As expressed by the OECD, space can make a valuable contribution to the challenges that may face our societies and governments in the future. Space platforms can monitor air pollution and greenhouse gases for assessment and management, as well as natural disasters, enabling effective responses. The aftermath of Hurricane Katrina showcased the use of satellite capabilities for disaster management, communications, monitoring, and search and rescue.
In addition to fleet management, police officers regularly use GPS systems. Florida, Missouri, Ohio, and Oklahoma recently passed laws requiring lifetime electronic monitoring for individuals who have committed certain crimes. A combination of an electronic anklet and a GPS transmitter allows officers to respond immediately if a convict enters an area which is off limits.
Search and rescue (SAR) missions often use satellite communications along with data from GPS receivers to improve success rates. The searchers’ safety and success are increased when there is an accurate record of their positions.
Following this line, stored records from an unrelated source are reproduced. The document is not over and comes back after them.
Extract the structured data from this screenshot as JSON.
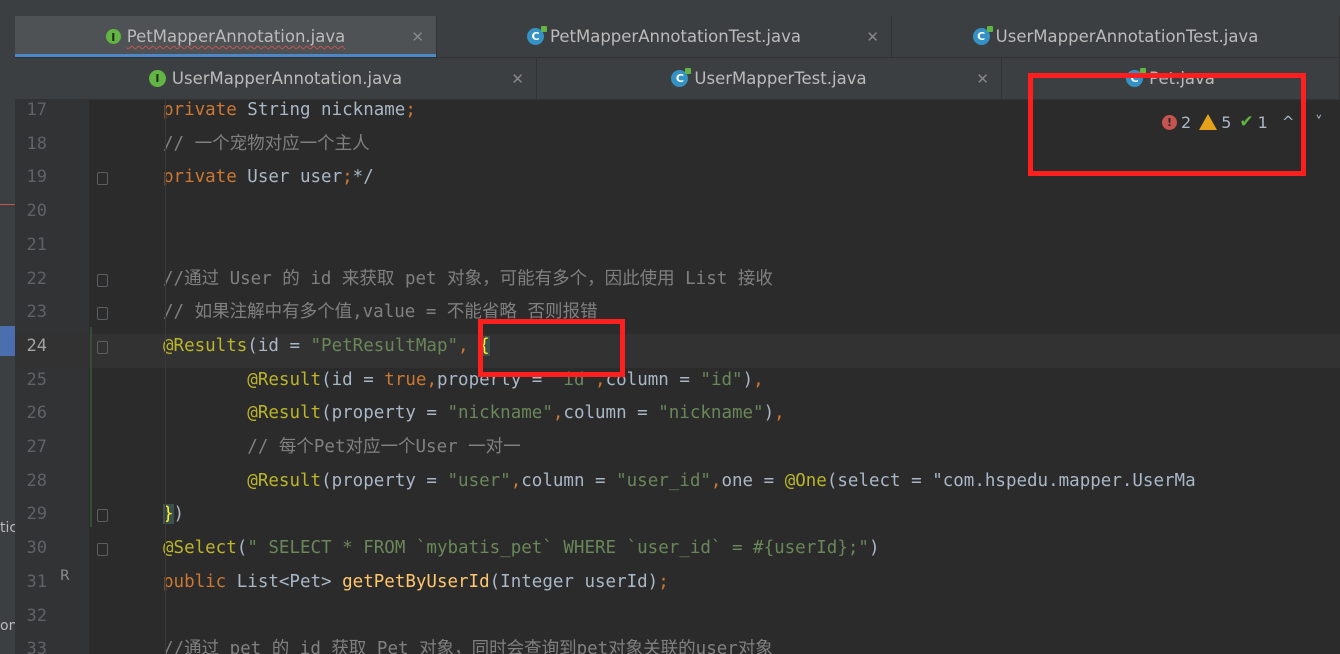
{
  "tabs": {
    "row1": [
      {
        "label": "PetMapperAnnotation.java",
        "kind": "interface",
        "active": true
      },
      {
        "label": "PetMapperAnnotationTest.java",
        "kind": "class",
        "active": false
      },
      {
        "label": "UserMapperAnnotationTest.java",
        "kind": "class",
        "active": false
      }
    ],
    "row2": [
      {
        "label": "UserMapperAnnotation.java",
        "kind": "interface",
        "active": false
      },
      {
        "label": "UserMapperTest.java",
        "kind": "class",
        "active": false
      },
      {
        "label": "Pet.java",
        "kind": "class",
        "active": false
      }
    ],
    "close_glyph": "✕",
    "interface_glyph": "I",
    "class_glyph": "C"
  },
  "left_strip": {
    "frag1": "tic",
    "frag2": "on"
  },
  "editor": {
    "current_line": 24,
    "lines": [
      {
        "n": 17,
        "text": "    private String nickname;"
      },
      {
        "n": 18,
        "text": "    // 一个宠物对应一个主人"
      },
      {
        "n": 19,
        "text": "    private User user;*/"
      },
      {
        "n": 20,
        "text": ""
      },
      {
        "n": 21,
        "text": ""
      },
      {
        "n": 22,
        "text": "    //通过 User 的 id 来获取 pet 对象，可能有多个，因此使用 List 接收"
      },
      {
        "n": 23,
        "text": "    // 如果注解中有多个值,value = 不能省略 否则报错"
      },
      {
        "n": 24,
        "text": "    @Results(id = \"PetResultMap\", {"
      },
      {
        "n": 25,
        "text": "            @Result(id = true,property = \"id\",column = \"id\"),"
      },
      {
        "n": 26,
        "text": "            @Result(property = \"nickname\",column = \"nickname\"),"
      },
      {
        "n": 27,
        "text": "            // 每个Pet对应一个User 一对一"
      },
      {
        "n": 28,
        "text": "            @Result(property = \"user\",column = \"user_id\",one = @One(select = \"com.hspedu.mapper.UserMa"
      },
      {
        "n": 29,
        "text": "    })"
      },
      {
        "n": 30,
        "text": "    @Select(\" SELECT * FROM `mybatis_pet` WHERE `user_id` = #{userId};\")"
      },
      {
        "n": 31,
        "text": "    public List<Pet> getPetByUserId(Integer userId);"
      },
      {
        "n": 32,
        "text": ""
      },
      {
        "n": 33,
        "text": "    //通过 pet 的 id 获取 Pet 对象，同时会查询到pet对象关联的user对象"
      }
    ]
  },
  "inspection": {
    "errors": "2",
    "warnings": "5",
    "typos": "1",
    "error_glyph": "!",
    "check_glyph": "✔",
    "nav_glyphs": "^ ˅"
  },
  "author_glyph": "R",
  "colors": {
    "keyword": "#cc7832",
    "string": "#6a8759",
    "comment": "#808080",
    "annotation": "#bbb529",
    "method": "#ffc66d",
    "text": "#a9b7c6",
    "highlight_box": "#ff1f1f"
  }
}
For areas that have been mapped (for example, using satellite imagery), GPS units can be programmed with coordinates of dangerous sites (mine shaft s or cliff s) to warn searchers as they approach. Search dogs commonly wear GPS receivers so the search team can track the area the dog has covered.
Remote sensing satellites are used in urban planning, such as estimating population density and regional growth. Analysis and processing of satellite images can create maps that identify building use. Such patterns can also be analyzed over time. In this way, the number of residential dwellings can be estimated from high-resolution satellite images of cities. Dwelling estimates can then be aggregated to any geographical unit of analysis, population estimates for cities, and a dwelling density surface that can be categorized into any number of residential land-use classes.
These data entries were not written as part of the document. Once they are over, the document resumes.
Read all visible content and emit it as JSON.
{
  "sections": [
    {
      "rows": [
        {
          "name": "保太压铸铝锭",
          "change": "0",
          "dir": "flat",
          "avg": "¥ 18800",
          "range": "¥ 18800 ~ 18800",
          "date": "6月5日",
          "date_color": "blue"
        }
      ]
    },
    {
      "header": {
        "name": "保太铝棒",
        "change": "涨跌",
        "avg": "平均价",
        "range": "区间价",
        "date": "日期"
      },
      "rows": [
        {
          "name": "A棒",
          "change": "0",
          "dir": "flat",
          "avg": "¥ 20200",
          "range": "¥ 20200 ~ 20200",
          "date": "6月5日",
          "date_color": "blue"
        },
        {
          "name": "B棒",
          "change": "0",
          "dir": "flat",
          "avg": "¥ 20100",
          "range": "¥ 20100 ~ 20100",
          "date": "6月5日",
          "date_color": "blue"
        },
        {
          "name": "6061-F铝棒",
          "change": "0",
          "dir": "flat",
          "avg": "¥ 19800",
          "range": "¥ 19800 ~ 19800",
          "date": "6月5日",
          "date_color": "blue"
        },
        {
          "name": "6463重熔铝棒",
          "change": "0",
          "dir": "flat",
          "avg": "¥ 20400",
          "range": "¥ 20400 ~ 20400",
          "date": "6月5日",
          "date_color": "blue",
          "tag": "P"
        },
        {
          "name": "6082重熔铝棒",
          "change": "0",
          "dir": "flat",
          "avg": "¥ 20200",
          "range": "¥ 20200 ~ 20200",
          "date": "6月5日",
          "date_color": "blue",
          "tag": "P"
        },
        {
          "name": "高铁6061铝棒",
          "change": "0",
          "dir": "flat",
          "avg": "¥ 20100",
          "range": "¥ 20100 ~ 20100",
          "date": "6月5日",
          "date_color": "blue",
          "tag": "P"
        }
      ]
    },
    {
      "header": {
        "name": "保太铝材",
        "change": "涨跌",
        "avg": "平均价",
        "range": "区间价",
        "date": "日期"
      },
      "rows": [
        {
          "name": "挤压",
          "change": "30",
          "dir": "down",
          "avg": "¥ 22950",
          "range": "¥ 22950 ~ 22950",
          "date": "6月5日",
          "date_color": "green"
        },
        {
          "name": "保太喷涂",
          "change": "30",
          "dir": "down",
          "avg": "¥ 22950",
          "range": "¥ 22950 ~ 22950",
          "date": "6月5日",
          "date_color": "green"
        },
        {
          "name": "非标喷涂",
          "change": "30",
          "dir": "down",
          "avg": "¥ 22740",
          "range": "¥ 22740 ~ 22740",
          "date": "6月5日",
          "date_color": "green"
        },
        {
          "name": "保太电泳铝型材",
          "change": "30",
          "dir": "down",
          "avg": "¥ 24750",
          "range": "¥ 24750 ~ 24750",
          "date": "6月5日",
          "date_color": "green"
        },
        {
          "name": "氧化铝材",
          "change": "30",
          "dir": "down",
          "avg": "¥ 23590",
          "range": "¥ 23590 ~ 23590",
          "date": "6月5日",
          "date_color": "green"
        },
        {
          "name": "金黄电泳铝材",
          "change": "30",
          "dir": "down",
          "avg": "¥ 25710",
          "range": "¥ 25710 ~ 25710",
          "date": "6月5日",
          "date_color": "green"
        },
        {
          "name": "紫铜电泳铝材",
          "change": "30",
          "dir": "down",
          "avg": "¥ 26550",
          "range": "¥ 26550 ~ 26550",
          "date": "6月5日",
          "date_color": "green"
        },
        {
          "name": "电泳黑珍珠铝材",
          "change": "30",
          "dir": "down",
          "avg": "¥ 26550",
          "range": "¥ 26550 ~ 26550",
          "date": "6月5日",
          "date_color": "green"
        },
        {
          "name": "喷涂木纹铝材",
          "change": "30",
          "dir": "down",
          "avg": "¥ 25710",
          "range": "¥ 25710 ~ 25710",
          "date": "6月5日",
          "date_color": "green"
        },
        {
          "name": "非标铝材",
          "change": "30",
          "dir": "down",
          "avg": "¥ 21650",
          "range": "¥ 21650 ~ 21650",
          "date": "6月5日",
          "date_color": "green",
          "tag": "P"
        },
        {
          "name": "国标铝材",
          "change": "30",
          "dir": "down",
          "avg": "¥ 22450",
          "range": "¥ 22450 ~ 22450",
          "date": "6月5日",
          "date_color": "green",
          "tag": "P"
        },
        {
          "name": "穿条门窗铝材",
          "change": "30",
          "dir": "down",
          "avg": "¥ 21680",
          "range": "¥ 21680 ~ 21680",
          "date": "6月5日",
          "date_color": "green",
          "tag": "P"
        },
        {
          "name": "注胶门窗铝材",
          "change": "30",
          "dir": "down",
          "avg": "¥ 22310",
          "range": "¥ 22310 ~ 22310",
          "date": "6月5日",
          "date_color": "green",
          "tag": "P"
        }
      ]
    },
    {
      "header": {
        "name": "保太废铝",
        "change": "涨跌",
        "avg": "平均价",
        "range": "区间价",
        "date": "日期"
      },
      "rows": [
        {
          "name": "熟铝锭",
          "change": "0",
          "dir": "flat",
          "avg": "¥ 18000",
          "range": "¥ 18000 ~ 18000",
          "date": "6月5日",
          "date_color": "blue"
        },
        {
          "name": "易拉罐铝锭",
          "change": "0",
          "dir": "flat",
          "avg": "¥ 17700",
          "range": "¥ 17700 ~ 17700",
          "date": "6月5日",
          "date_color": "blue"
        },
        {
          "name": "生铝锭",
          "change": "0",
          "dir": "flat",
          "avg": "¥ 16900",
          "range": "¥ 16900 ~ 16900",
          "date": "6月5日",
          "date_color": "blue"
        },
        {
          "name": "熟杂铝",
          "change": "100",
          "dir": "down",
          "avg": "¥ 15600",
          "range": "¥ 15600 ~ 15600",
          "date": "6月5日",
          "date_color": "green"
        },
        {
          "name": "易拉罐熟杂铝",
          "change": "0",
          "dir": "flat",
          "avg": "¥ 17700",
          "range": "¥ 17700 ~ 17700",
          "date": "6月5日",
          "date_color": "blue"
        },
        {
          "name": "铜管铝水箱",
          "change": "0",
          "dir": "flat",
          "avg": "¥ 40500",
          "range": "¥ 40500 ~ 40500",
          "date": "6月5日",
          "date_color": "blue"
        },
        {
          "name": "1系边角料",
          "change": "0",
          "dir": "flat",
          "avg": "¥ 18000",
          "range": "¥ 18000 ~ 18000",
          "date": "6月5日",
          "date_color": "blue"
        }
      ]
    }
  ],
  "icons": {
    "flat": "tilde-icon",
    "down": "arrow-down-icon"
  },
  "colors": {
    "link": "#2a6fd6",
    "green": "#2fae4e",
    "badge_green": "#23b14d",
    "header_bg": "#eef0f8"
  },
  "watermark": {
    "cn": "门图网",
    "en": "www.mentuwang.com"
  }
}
Satellite communications have allowed governments in developing nations to establish e-governance portals and services without investing in terrestrial infrastructure. In Mexico, a distance learning course was beamed via satellite and the Internet to more than 1,800 teachers. Several governments, like the Gujarat State Wide Area Network (GSWAN) in India, have established VSAT networks to communicate between offices and bring governmental services to remote provinces.
Satellite capabilities are enabling dependable voting mechanisms in governments around the world. An e-voting satellite network, such as Gilat’s VSAT network, consists of a satellite dish and modem at each polling site connected to a central hub. Each poll operates electronic voting machines, which are connected to the central hub database via these very small aperture terminal (VSAT) connections.
Remote outposts and naval vessels also can benefit from the high bandwidth mobile communication network offered by satellites. In 2006, the Canadian Coast Guard selected Telesat to provide ship-to-shore communications via satellites.
Natural disasters often disable vital terrestrial communication networks. In these instances, telecommunications satellites can preserve communication within a devastated area. Satellite phones provide instant communication infrastructure for first responders and their command centers. Satellite data and phone networks can be set up quickly to aid in disaster management activities, helping the government and other institutions with activities such as organization of relief efforts. Both Globalstar and Iridium deployed more than 10,000 satellite phones each after Hurricane Katrina hit the U.S. Gulf Coast in August 2005.